In recent years, there’s been a backlash against the girlboss in the zeitgeist; especially in media, there’s been a wave of content that skewers workplace ambition and girlboss feminism, but I found it surprising and honestly, kind of endearing, that Emily still really, truly believes in the power of the girlboss.
I feel like Emily is somebody who derives a lot of meaning from work. I don’t think she needs to run the world, but she likes to work. She’s smart. And she really sometimes can’t help herself when she thinks she might have the best ideas in the room. But I think that’s what turns her on—working. She derives a lot of happiness from it. I don’t think she’s doing it to climb the ladder unnecessarily. I think she’s doing it because it gives her life a lot of meaning and she can she enjoys it.
Emily isn’t the only ambitious working woman that you’ve brought to life onscreen. Looking at your work with both Sex in the City and Younger, many of your main characters have put a lot of value in their careers.
They’re all characters who derive a lot of pleasure from working; in the case of Younger, it felt like Liza had to go back to work in order to regain a sense of self.
Do you think it’s important to see this onscreen?
I can relate to characters who enjoy their work, find meaning through their work, but more than that, just have some passion for what they’re doing. And I think it’s a gift to be able to find meaning in your work and actually be excited about it; audiences like to live vicariously through characters who have found that and find meaning in not necessarily their their job, but in their life that they’re pursuing.
Do you think that the events of season three have given Emily a better grasp on the work-life balance of her French colleagues?
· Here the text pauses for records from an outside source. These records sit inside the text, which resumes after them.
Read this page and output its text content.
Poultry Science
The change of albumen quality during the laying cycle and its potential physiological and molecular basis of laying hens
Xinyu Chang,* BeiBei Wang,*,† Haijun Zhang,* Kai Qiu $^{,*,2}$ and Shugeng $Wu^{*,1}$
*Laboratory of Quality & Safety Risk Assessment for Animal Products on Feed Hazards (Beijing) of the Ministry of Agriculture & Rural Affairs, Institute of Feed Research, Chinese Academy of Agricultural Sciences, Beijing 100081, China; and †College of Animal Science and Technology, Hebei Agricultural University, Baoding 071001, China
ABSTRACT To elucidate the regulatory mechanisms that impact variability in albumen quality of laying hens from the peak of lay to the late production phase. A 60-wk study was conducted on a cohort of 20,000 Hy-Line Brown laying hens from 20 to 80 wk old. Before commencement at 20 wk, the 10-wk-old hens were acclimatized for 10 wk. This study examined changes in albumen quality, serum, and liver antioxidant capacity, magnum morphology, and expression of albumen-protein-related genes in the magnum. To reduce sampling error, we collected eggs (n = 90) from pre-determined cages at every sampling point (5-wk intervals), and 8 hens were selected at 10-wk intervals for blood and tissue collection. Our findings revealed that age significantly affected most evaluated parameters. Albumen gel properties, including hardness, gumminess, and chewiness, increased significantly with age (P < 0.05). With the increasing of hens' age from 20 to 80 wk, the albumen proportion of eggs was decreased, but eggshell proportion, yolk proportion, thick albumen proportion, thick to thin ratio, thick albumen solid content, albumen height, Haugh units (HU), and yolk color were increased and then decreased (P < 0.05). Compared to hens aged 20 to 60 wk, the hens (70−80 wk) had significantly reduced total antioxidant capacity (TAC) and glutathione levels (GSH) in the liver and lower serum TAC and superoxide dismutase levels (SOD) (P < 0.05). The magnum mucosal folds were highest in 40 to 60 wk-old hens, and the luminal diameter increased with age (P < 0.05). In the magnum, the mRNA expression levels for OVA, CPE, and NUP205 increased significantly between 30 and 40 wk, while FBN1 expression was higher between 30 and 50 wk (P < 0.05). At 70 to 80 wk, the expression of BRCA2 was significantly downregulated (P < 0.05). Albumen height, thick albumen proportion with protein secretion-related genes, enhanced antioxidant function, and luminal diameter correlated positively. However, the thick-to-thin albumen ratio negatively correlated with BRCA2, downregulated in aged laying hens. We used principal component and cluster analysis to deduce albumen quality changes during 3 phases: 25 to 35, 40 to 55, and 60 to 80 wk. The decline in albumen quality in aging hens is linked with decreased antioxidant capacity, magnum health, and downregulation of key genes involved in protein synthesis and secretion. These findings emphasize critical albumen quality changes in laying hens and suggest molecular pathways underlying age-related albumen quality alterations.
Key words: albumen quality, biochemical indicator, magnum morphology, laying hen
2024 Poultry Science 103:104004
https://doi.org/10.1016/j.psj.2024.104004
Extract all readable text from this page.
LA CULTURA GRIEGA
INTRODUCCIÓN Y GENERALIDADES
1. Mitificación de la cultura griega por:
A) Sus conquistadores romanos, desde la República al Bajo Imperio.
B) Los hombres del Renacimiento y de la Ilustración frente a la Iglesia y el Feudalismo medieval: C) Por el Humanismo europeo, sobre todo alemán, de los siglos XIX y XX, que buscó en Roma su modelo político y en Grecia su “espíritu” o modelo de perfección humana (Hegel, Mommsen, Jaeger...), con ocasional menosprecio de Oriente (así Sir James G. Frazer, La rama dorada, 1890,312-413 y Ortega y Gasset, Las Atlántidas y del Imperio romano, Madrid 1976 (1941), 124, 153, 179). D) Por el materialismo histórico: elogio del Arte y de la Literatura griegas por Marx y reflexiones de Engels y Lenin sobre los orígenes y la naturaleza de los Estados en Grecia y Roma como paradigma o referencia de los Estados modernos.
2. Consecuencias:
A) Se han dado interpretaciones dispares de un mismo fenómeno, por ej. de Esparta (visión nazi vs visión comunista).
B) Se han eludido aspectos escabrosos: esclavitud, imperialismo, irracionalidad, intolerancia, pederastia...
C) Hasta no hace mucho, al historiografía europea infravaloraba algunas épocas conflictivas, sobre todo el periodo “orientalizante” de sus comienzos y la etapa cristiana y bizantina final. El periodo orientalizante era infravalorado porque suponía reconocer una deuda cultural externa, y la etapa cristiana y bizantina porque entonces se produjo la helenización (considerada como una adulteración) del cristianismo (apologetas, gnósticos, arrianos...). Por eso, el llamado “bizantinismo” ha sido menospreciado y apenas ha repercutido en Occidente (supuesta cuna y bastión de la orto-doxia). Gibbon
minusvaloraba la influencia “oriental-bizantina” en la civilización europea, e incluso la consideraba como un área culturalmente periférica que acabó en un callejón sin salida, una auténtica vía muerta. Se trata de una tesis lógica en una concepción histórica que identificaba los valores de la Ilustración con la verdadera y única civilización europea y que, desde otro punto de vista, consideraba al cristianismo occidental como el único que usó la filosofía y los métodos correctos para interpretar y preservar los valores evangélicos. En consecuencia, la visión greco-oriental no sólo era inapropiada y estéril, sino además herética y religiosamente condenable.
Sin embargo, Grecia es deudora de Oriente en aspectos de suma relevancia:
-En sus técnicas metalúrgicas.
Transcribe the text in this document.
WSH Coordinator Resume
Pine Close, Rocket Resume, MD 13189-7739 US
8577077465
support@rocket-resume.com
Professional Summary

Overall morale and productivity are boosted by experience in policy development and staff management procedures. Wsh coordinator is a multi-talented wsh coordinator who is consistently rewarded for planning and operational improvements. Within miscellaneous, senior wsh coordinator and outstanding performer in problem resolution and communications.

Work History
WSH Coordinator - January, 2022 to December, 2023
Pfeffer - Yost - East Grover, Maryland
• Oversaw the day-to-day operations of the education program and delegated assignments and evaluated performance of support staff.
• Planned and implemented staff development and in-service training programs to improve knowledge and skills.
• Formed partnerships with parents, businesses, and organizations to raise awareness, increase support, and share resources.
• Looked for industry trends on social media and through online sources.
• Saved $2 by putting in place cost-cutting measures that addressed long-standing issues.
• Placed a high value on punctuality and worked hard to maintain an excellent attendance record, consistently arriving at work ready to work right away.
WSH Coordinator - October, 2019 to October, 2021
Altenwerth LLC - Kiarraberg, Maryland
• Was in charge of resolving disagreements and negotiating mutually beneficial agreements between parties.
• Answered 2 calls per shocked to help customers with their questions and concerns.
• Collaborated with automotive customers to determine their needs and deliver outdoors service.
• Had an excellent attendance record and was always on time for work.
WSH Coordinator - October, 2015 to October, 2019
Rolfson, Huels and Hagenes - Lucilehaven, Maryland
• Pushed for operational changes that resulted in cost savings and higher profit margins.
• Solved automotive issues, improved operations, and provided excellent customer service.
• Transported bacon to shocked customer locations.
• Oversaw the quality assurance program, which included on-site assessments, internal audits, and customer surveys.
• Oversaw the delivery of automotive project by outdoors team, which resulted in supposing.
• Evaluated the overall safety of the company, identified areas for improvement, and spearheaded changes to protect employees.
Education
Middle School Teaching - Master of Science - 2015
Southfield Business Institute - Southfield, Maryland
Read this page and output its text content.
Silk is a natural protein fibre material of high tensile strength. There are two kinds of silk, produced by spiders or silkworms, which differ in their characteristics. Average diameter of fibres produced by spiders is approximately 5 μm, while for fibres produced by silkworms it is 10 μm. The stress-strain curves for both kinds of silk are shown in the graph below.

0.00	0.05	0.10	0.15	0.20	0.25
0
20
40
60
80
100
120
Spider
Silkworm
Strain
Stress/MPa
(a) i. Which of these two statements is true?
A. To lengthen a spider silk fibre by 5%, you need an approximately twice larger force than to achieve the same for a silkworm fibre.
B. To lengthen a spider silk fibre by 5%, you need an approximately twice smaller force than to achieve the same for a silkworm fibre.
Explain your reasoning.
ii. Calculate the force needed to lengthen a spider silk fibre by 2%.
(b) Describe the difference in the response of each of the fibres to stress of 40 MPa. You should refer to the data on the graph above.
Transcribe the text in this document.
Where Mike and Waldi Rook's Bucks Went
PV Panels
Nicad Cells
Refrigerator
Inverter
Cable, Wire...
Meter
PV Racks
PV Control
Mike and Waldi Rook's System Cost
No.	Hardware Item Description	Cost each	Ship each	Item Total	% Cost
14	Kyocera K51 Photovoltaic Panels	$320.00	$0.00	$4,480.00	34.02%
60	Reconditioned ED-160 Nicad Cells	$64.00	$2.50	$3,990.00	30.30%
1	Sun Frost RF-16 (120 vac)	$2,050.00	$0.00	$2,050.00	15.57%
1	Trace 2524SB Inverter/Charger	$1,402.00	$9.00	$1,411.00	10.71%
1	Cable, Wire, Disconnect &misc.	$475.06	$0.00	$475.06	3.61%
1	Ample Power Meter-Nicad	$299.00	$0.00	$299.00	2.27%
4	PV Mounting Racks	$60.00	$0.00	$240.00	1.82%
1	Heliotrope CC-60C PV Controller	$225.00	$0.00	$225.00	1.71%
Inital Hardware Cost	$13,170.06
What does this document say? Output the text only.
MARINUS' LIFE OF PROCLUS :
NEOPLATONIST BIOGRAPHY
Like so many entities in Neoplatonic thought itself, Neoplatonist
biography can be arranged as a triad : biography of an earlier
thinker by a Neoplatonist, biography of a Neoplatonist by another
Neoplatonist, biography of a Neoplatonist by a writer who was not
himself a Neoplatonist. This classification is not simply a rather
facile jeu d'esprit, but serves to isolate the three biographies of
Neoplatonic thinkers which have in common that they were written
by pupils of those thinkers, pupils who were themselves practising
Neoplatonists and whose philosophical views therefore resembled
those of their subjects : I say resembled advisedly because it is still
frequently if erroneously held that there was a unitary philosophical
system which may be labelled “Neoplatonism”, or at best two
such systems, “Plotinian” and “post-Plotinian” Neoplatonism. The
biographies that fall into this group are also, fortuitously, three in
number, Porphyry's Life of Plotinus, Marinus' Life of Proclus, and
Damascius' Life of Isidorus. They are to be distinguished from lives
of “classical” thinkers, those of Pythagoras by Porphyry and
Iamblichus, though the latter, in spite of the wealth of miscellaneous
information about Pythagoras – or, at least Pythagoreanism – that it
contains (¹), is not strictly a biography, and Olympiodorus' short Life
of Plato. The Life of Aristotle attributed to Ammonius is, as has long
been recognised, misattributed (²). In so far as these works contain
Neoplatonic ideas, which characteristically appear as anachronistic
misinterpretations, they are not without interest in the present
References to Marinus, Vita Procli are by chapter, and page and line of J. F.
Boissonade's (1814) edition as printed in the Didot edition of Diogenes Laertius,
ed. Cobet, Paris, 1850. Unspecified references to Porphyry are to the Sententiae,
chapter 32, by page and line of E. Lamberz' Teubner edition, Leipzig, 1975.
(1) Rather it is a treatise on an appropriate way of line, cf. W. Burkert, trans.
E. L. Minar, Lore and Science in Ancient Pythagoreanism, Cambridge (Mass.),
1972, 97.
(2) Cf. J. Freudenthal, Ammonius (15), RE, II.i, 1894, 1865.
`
Emily is continually, by the fact that she’s living in France, being put in situations where she is forced to find a little work-life balance. I don’t think it comes naturally to her and she finds ways to almost evade it whenever she can. But I definitely feel she’s softened in that respect since she arrived in Paris to the end of season three—she’s a different person now.
This season, Emily faces the consequences of her avoiding confrontation both at work and in her personal life. I know Emily, with her social media savvy, would probably know this, but attachment theory went viral on TikTok this year. Do you think she has an avoidant attachment style?
Yes. Well, I think it probably ties into her being a bit of a people pleaser. She’s a character who wants to make everybody happy and feels like there’s a way that she can do that. In that respect, she is also very controlling. I think sort of that controlling aspect of her personality backfires on her quite often.
In spite of it all, Emily is still the most optimistic character on TV right now. How do you think she keeps her sense of positivity in this day and age?
It’s ingrained in terms of who she is. She definitely struggles, but she has a strong sense of perseverance—she always sees the glass as half full.